Children unable to do PFTs should have no dyspnea at rest and a pulse oximetry >94% on
room air.

- All patients must have adequate bone marrow function as defined by ANC >1 10^9/L,
platelets >= 50 10^9/L and haemoglobin > 9.0 g/dL.

- Patients must have adequate liver function, as defined by an ALT or AST < 5 x normal
and a total bilirubin < 1.0 mg/dL.

- Patients must have adequate renal function, as defined by a serum creatinine <1.5
mg/dL or a creatinine clearance or radioisotope GFR of > 60 mL/minute/1.73m2.

Exclusion Criteria:

- Patients with progressive disease

- Patients who have previously received treatment with ch14.18/SP2/0 and/or ch14.18/CHO.

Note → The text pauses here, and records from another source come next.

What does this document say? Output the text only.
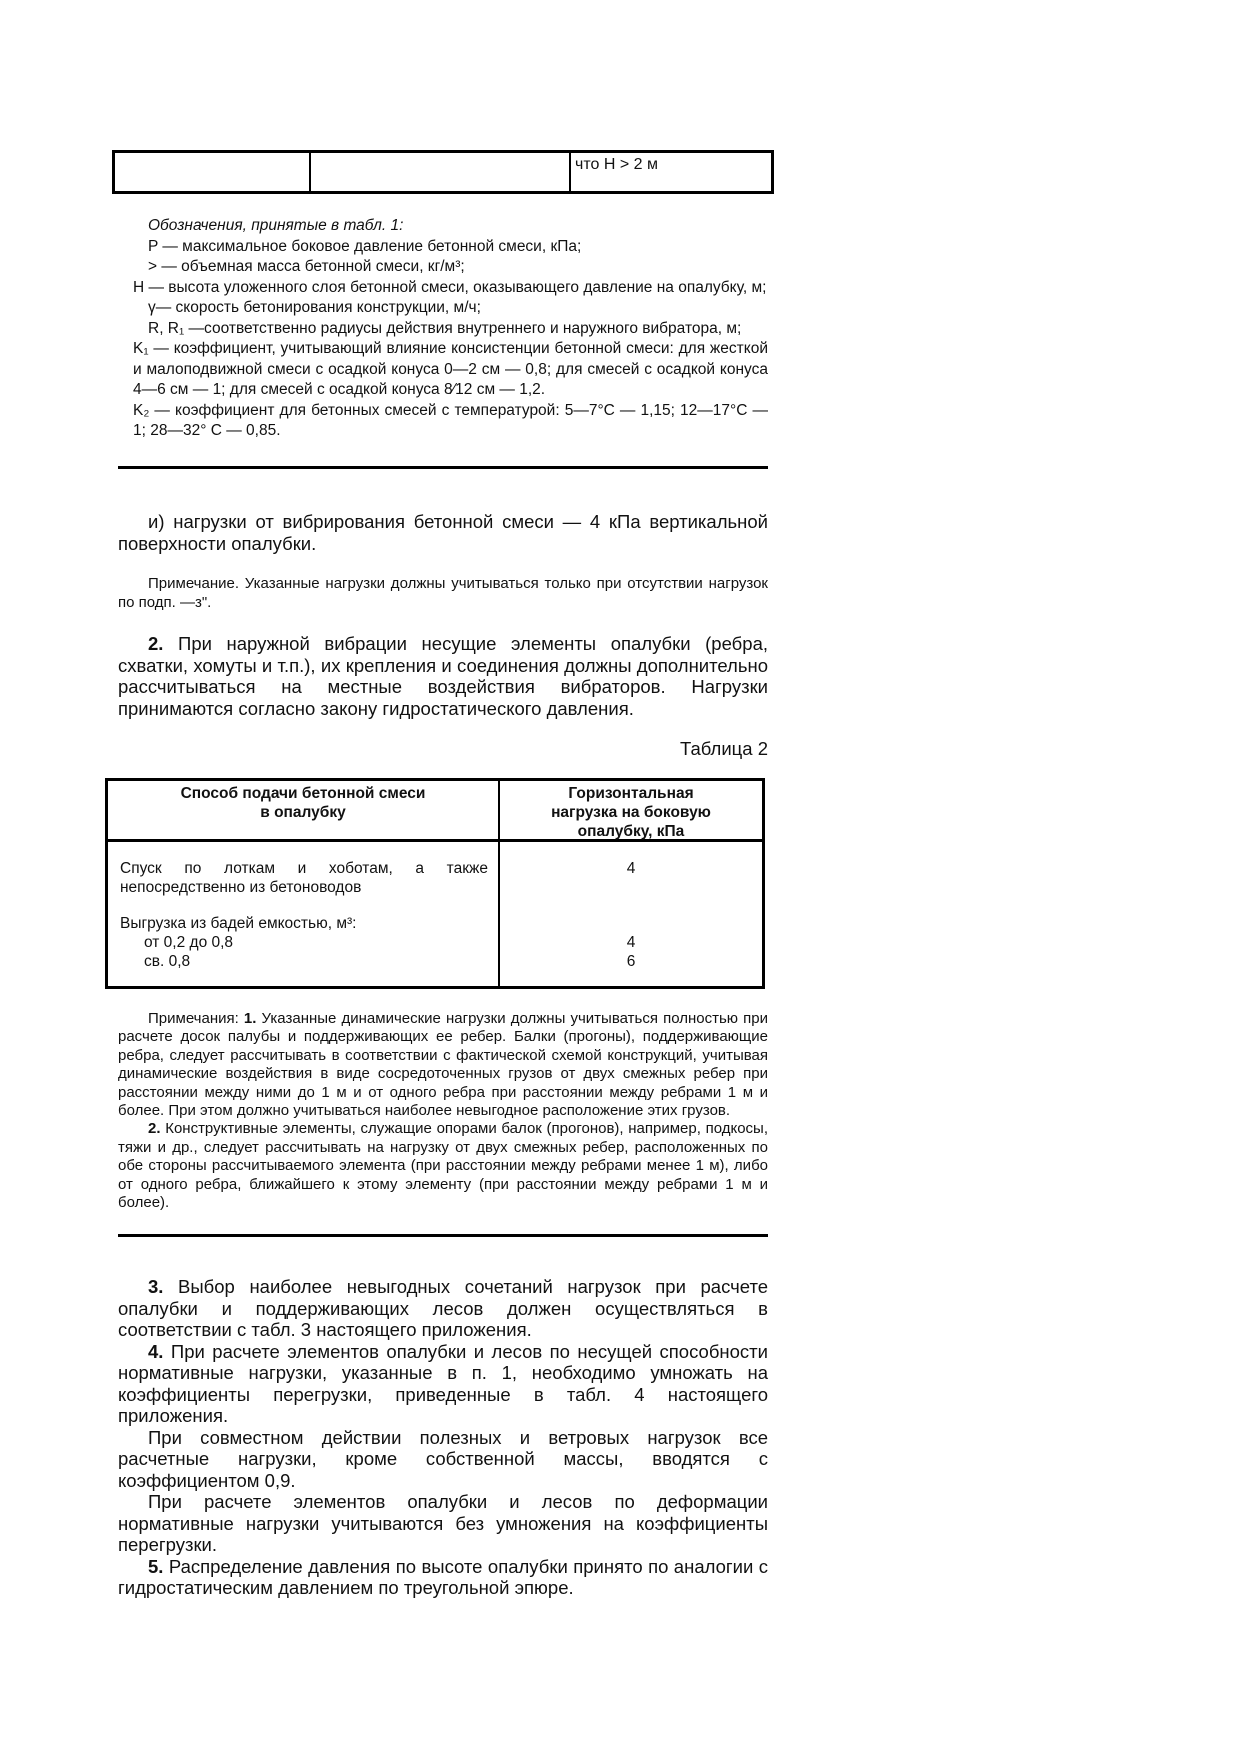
что H > 2 м

Обозначения, принятые в табл. 1:

P — максимальное боковое давление бетонной смеси, кПа;

> — объемная масса бетонной смеси, кг/м³;

H — высота уложенного слоя бетонной смеси, оказывающего давление на опалубку, м;

γ— скорость бетонирования конструкции, м/ч;

R, R₁ —соответственно радиусы действия внутреннего и наружного вибратора, м;

K₁ — коэффициент, учитывающий влияние консистенции бетонной смеси: для жесткой и малоподвижной смеси с осадкой конуса 0—2 см — 0,8; для смесей с осадкой конуса 4—6 см — 1; для смесей с осадкой конуса 8⁄12 см — 1,2.

K₂ — коэффициент для бетонных смесей с температурой: 5—7°С — 1,15; 12—17°С — 1; 28—32° С — 0,85.

и) нагрузки от вибрирования бетонной смеси — 4 кПа вертикальной поверхности опалубки.

Примечание. Указанные нагрузки должны учитываться только при отсутствии нагрузок по подп. —з".

2. При наружной вибрации несущие элементы опалубки (ребра, схватки, хомуты и т.п.), их крепления и соединения должны дополнительно рассчитываться на местные воздействия вибраторов. Нагрузки принимаются согласно закону гидростатического давления.

Таблица 2
Способ подачи бетонной смеси
в опалубку
Горизонтальная
нагрузка на боковую
опалубку, кПа
Спуск по лоткам и хоботам, а также непосредственно из бетоноводов
4
Выгрузка из бадей емкостью, м³:
от 0,2 до 0,8	4
св. 0,8	6

Примечания: 1. Указанные динамические нагрузки должны учитываться полностью при расчете досок палубы и поддерживающих ее ребер. Балки (прогоны), поддерживающие ребра, следует рассчитывать в соответствии с фактической схемой конструкций, учитывая динамические воздействия в виде сосредоточенных грузов от двух смежных ребер при расстоянии между ними до 1 м и от одного ребра при расстоянии между ребрами 1 м и более. При этом должно учитываться наиболее невыгодное расположение этих грузов.

2. Конструктивные элементы, служащие опорами балок (прогонов), например, подкосы, тяжи и др., следует рассчитывать на нагрузку от двух смежных ребер, расположенных по обе стороны рассчитываемого элемента (при расстоянии между ребрами менее 1 м), либо от одного ребра, ближайшего к этому элементу (при расстоянии между ребрами 1 м и более).

3. Выбор наиболее невыгодных сочетаний нагрузок при расчете опалубки и поддерживающих лесов должен осуществляться в соответствии с табл. 3 настоящего приложения.

4. При расчете элементов опалубки и лесов по несущей способности нормативные нагрузки, указанные в п. 1, необходимо умножать на коэффициенты перегрузки, приведенные в табл. 4 настоящего приложения.

При совместном действии полезных и ветровых нагрузок все расчетные нагрузки, кроме собственной массы, вводятся с коэффициентом 0,9.

При расчете элементов опалубки и лесов по деформации нормативные нагрузки учитываются без умножения на коэффициенты перегрузки.

5. Распределение давления по высоте опалубки принято по аналогии с гидростатическим давлением по треугольной эпюре.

- Platelet transfusion dependent.

- Patients with significant intercurrent illnesses and/or any of the following:

- Patients with symptoms of congestive heart failure or uncontrolled cardiac rhythm
disturbance.

- Patients with significant psychiatric disabilities or uncontrolled seizure disorders.

- Patients with active infections.

- Patients with a clinically significant neurologic deficit or objective peripheral
neuropathy (Grade >2) are ineligible.

- Patients with clinically significant, symptomatic, pleural effusions.

- Patients who require, or are likely to require, corticosteroid or other
immunosuppressive drugs.

- Concurrent treatment with any non-trial anticancer therapies.